That said, there's nothing wrong with testing out trendy diets once in a while, as long as you know what you're getting into and understand how this diet affects your health. This post lists some of the most trending diets today, including the Pescetarinism diet, intermittent fasting, and veganism, so you can decide which one fits your lifestyle best before giving it a try.
Pescetarianism Diet
Pescetarianism is a vegetarian diet that includes fish but not other animals. Fish and shellfish are rich in proteins, omega-3 fatty acids, vitamin B12, iodine, and selenium.

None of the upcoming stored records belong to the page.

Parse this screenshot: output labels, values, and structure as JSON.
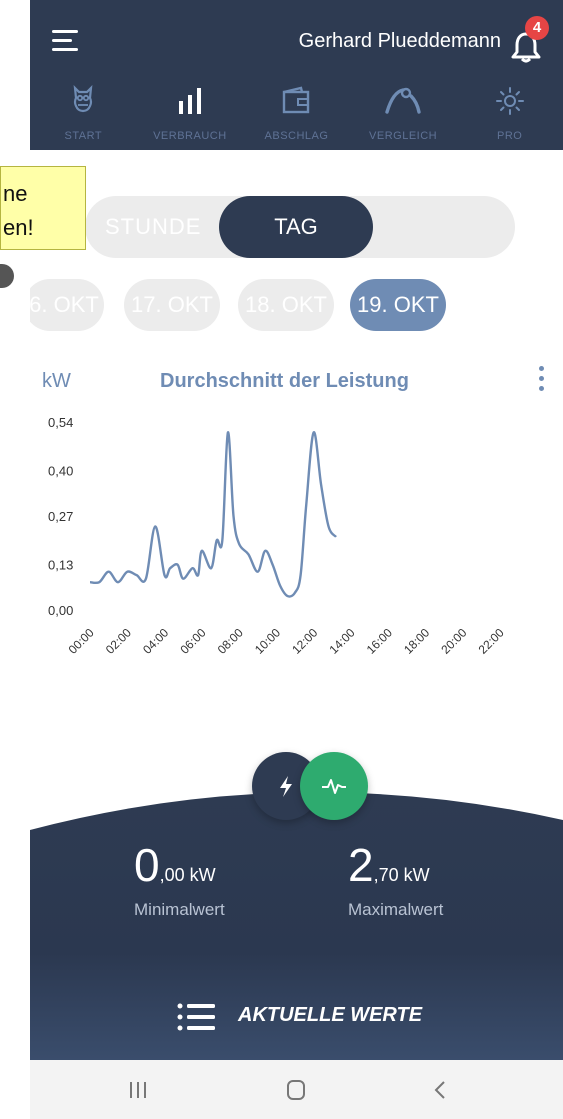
{
  "header": {
    "user_name": "Gerhard Plueddemann",
    "notification_count": "4"
  },
  "nav": {
    "items": [
      {
        "label": "START",
        "icon": "owl-icon"
      },
      {
        "label": "VERBRAUCH",
        "icon": "bar-chart-icon"
      },
      {
        "label": "ABSCHLAG",
        "icon": "wallet-icon"
      },
      {
        "label": "VERGLEICH",
        "icon": "gauge-icon"
      },
      {
        "label": "PRO",
        "icon": "sun-icon"
      }
    ]
  },
  "tooltip": {
    "line1": "ne",
    "line2": "en!"
  },
  "segment": {
    "options": [
      "STUNDE",
      "TAG"
    ],
    "selected": "TAG"
  },
  "dates": {
    "chips": [
      "6. OKT",
      "17. OKT",
      "18. OKT",
      "19. OKT"
    ],
    "selected": "19. OKT"
  },
  "chart_data": {
    "type": "line",
    "title": "Durchschnitt der Leistung",
    "ylabel": "kW",
    "yticks": [
      "0,54",
      "0,40",
      "0,27",
      "0,13",
      "0,00"
    ],
    "ytick_values": [
      0.54,
      0.4,
      0.27,
      0.13,
      0.0
    ],
    "xticks": [
      "00:00",
      "02:00",
      "04:00",
      "06:00",
      "08:00",
      "10:00",
      "12:00",
      "14:00",
      "16:00",
      "18:00",
      "20:00",
      "22:00"
    ],
    "ylim": [
      0,
      0.54
    ],
    "series": [
      {
        "x": [
          0,
          0.5,
          1.0,
          1.5,
          2.0,
          2.5,
          3.0,
          3.5,
          4.0,
          4.3,
          4.7,
          5.0,
          5.5,
          5.8,
          6.0,
          6.5,
          6.8,
          7.1,
          7.4,
          7.7,
          8.0,
          8.5,
          9.0,
          9.4,
          9.8,
          10.2,
          10.6,
          11.0,
          11.3,
          11.6,
          12.0,
          12.4,
          12.8,
          13.2
        ],
        "values": [
          0.08,
          0.08,
          0.11,
          0.08,
          0.11,
          0.1,
          0.09,
          0.24,
          0.1,
          0.12,
          0.13,
          0.09,
          0.12,
          0.1,
          0.17,
          0.12,
          0.2,
          0.2,
          0.51,
          0.27,
          0.19,
          0.16,
          0.11,
          0.17,
          0.13,
          0.07,
          0.04,
          0.05,
          0.1,
          0.3,
          0.51,
          0.36,
          0.24,
          0.21
        ]
      }
    ],
    "grid": false,
    "color": "#6f8cb4"
  },
  "stats": {
    "min_value_big": "0",
    "min_value_small": ",00 kW",
    "min_label": "Minimalwert",
    "max_value_big": "2",
    "max_value_small": ",70 kW",
    "max_label": "Maximalwert"
  },
  "fabs": {
    "left_icon": "lightning-icon",
    "right_icon": "pulse-icon",
    "left_color": "#2e3b52",
    "right_color": "#2eab6f"
  },
  "aktuelle": {
    "label": "AKTUELLE WERTE"
  },
  "colors": {
    "header": "#2e3b52",
    "accent": "#6f8cb4",
    "green": "#2eab6f",
    "badge": "#e64545"
  }
}
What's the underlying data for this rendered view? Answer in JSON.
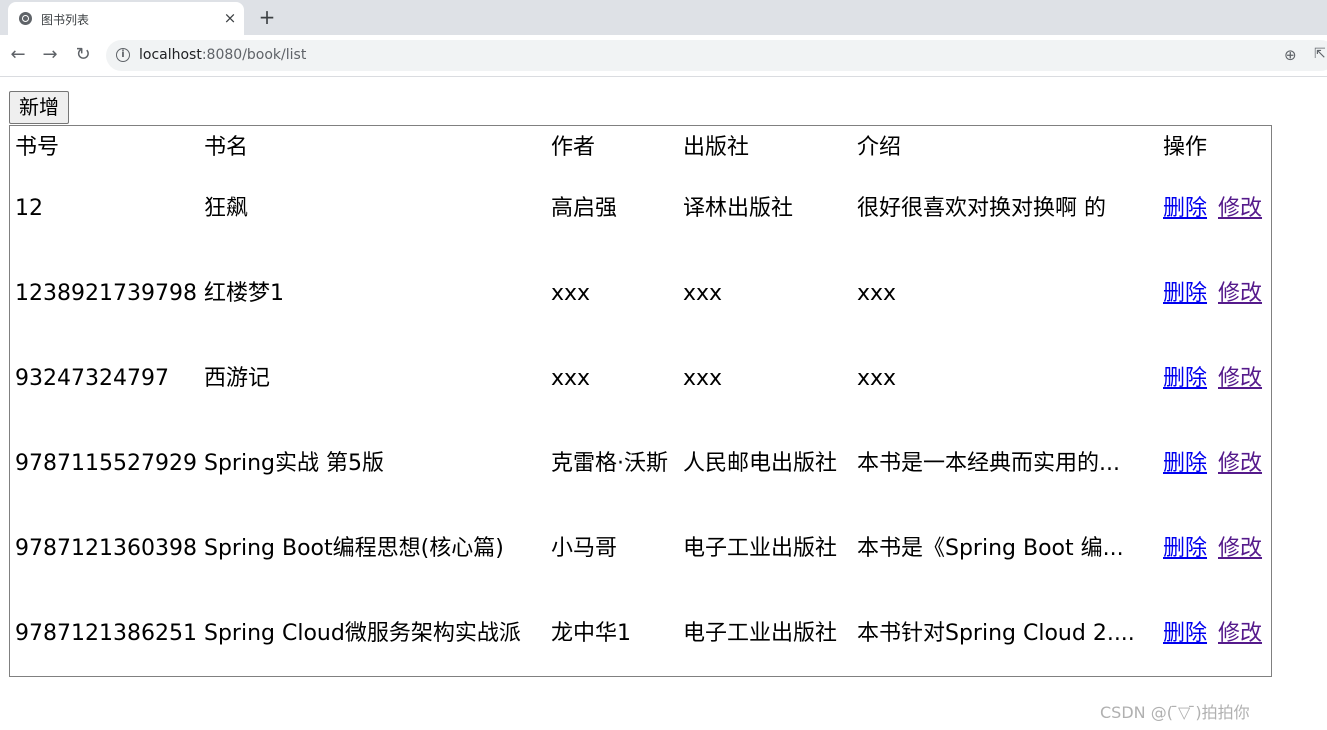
{
  "browser": {
    "tab_title": "图书列表",
    "tab_close": "×",
    "new_tab": "+",
    "url_host": "localhost",
    "url_port_path": ":8080/book/list"
  },
  "page": {
    "add_button": "新增",
    "headers": [
      "书号",
      "书名",
      "作者",
      "出版社",
      "介绍",
      "操作"
    ],
    "rows": [
      {
        "isbn": "12",
        "name": "狂飙",
        "author": "高启强",
        "publisher": "译林出版社",
        "intro": "很好很喜欢对换对换啊 的",
        "delete": "删除",
        "edit": "修改"
      },
      {
        "isbn": "1238921739798",
        "name": "红楼梦1",
        "author": "xxx",
        "publisher": "xxx",
        "intro": "xxx",
        "delete": "删除",
        "edit": "修改"
      },
      {
        "isbn": "93247324797",
        "name": "西游记",
        "author": "xxx",
        "publisher": "xxx",
        "intro": "xxx",
        "delete": "删除",
        "edit": "修改"
      },
      {
        "isbn": "9787115527929",
        "name": "Spring实战 第5版",
        "author": "克雷格·沃斯",
        "publisher": "人民邮电出版社",
        "intro": "本书是一本经典而实用的...",
        "delete": "删除",
        "edit": "修改"
      },
      {
        "isbn": "9787121360398",
        "name": "Spring Boot编程思想(核心篇)",
        "author": "小马哥",
        "publisher": "电子工业出版社",
        "intro": "本书是《Spring Boot 编...",
        "delete": "删除",
        "edit": "修改"
      },
      {
        "isbn": "9787121386251",
        "name": "Spring Cloud微服务架构实战派",
        "author": "龙中华1",
        "publisher": "电子工业出版社",
        "intro": "本书针对Spring Cloud 2....",
        "delete": "删除",
        "edit": "修改"
      }
    ]
  },
  "watermark": "CSDN @( ̄▽ ̄)拍拍你"
}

A pescetarian diet can benefit those who want to reduce their risk of heart disease and blood pressure issues. Pescetarians must still be mindful of the quality of their food because fish can contain high levels of mercury and other toxins.
Intermittent Fasting Diet
Intermittent fasting, or IF, is the latest trend in the dieting world. The idea behind IF is that by limiting your daily food intake to a few hours, your body will switch from burning glucose for fuel to burning fat.
This has led many people who have struggled with weight loss for years to finally see results. There are also some other great benefits, such as improved blood sugar levels and a faster metabolism.
Veganism Diet
Veganism is a diet that includes fruit, vegetables, beans, nuts, and seeds. It avoids meat, dairy products, and eggs. A vegan diet excludes all food that comes from animals, including fish or shellfish. Vegans also avoid other animal products, such as leather or silk clothing. Vegans can use plant-based milk substitutes such as soy milk for their coffee or cereal instead of cow's milk.
Many people who have tried this lifestyle say it's gratifying, and they recommend it as one of the best-trending diets out there! For people who follow this diet for health reasons but are not committed to the lifestyle change, many vegan cookbooks are available with recipes for those times when a person might eat at someone else's home.
Paleo Diet
The Paleo diet is a diet that includes only food that can be hunted or gathered. It's based on the idea that our bodies are genetically programmed to track and gather, not sit in an office all day. What makes it different from other diets? It has no processed foods, high-sugar foods, dairy, grains (except rice or other gluten-free grains), legumes (beans), or salt.
The focus of this diet is nourishment, not weight loss. So you won't find any crash diets here! This diet prohibits most processed foods and encourages eating whole foods with plenty of protein and healthy fats like avocados and nuts.
Carb Cycling Diet
Carb cycling involves alternating between days of high and low carbohydrate intake. To start, you will want to determine your daily calorie needs. If you are sedentary, try eating about 1,500 calories a day; if you are active, try 2,000 calories a day.
Next, figure out how many carbohydrates (carbs) you should eat each day: On high-carb days: Shoot for at least 300-400 grams of carbs. On low-carb days: Eat just 20-25 grams of carbs, and eat more proteins, dairy products, and vegetables.
Whole30 Diet
The Whole30 diet is a 30-day plan that bans all processed foods, sugar, and alcohol. Instead of following a specific meal plan, you'll eat three meals daily and a few snacks. For each meal, you'll eat protein and vegetables or fruit.
You can also include healthy fats like avocado or olives in your diet.